Tommy insists after our love making shower on washing me, which only serves to turn me on again...but we do somehow manage to get clean...until I can't take it anymore and enter him once again...in sheer bliss....

Finally, both of reluctantly get and stay clean and get dressed together...though we still cannot keep our hands to ourselves, though neither myself nor Tommy complain. But we do manage to get dressed and ready to go, which was a herculean effort on both our parts. I call a car and we head for the museum, my husband doing as he has done and taking pictures of everything in sight, which I love and find very sweet and endearing, he's so excited...and happy, I love seeing him happy and he knows it, by the loving smile he sends my way.
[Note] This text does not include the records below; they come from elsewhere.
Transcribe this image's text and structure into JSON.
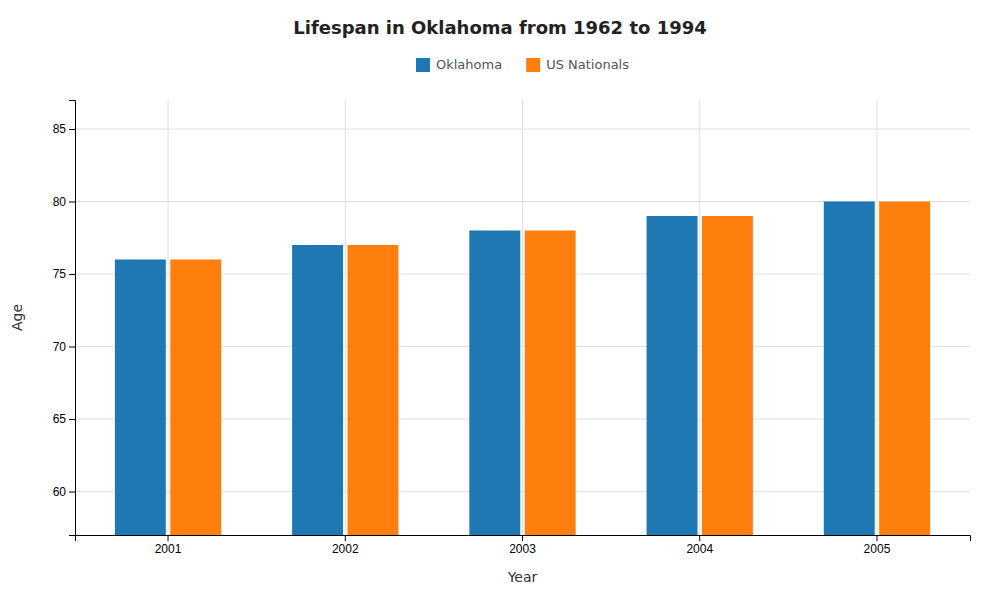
{
  "chart_data": {
    "type": "bar",
    "title": "Lifespan in Oklahoma from 1962 to 1994",
    "xlabel": "Year",
    "ylabel": "Age",
    "categories": [
      "2001",
      "2002",
      "2003",
      "2004",
      "2005"
    ],
    "series": [
      {
        "name": "Oklahoma",
        "values": [
          76,
          77,
          78,
          79,
          80
        ]
      },
      {
        "name": "US Nationals",
        "values": [
          76,
          77,
          78,
          79,
          80
        ]
      }
    ],
    "ylim": [
      57,
      87
    ],
    "yticks": [
      60,
      65,
      70,
      75,
      80,
      85
    ],
    "grid": true,
    "legend": "top"
  }
}
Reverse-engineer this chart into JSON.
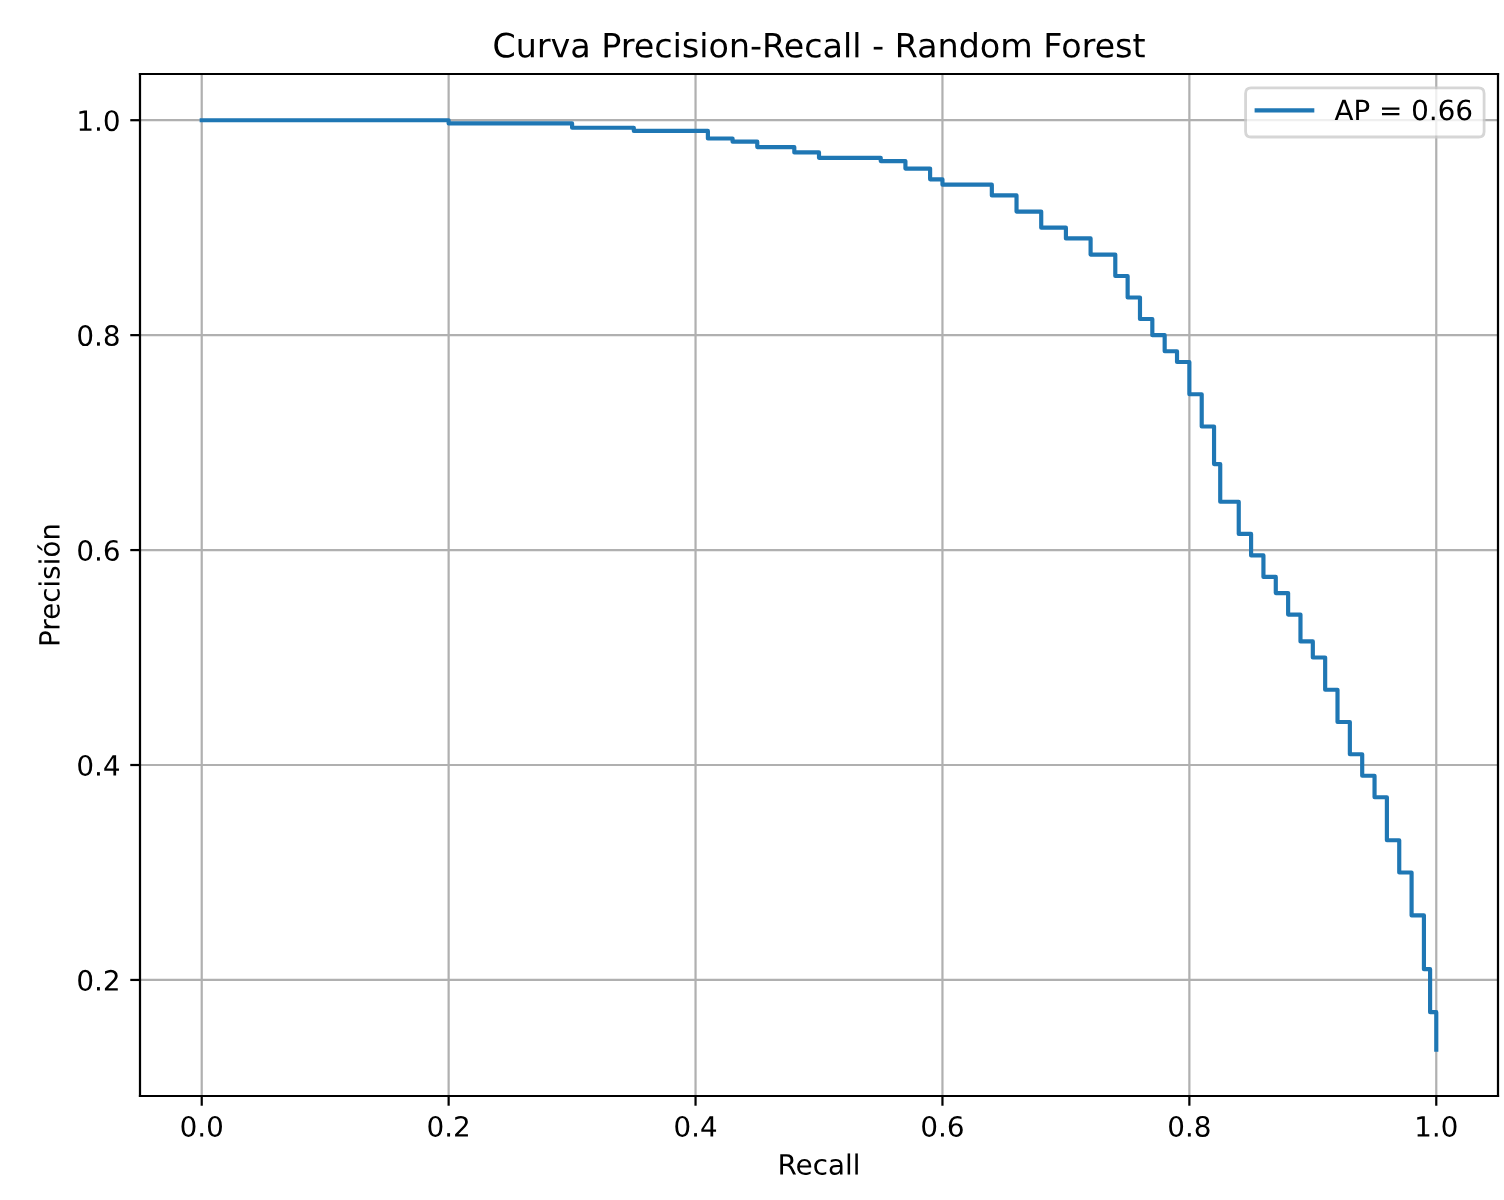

Upon arrival at the museum, BOTH our jaws drop...for I have never actually been here but have heard so much....

"This is new for me Tom, I mean blimey!"

"Me too angel...me too...now come on let's go!" Tommy playfully elbows me and I without warning pick him up and carry him to the entrance, my husband pleasantly flushed...we pay the entrance fee and then spend HOURS touring, so many priceless works of art...I don't pay TOO much attention as I am more absorbed by Tommy, always am.

Tommy's stomach growls and mine follows suit, as my husband and I share a laugh.

"Well, we have been at this for hours! And we've been absorbed in this gorgeous museum and each other." Tommy is highly amused and I for one certainly cannot blame him.

We leave and find my favorite pub style restaurant....and we don't have to wait long, and we order well damn near half the bloody menu, and I cannot bring myself to care, I mean between the love making and walking my husband and I have burned so many calories.... plus, it doesn't hurt to splurge now and again. The food is delicious, Tommy making moaning sounds.... later...later..., there is much laughter, kissing and just enjoying one another's company....

All too soon, our honeymoon reaches its end, and we hop on a plane, bound for home....

"I didn't want to leave Joe...promise me we will go back." Tommy leans his head on my shoulder, I run my fingers thru his hair.

"Me neither love, nor I promise you we will go back." We did in fact go back, and when we did go back...our child, our first-born child would be a few months old.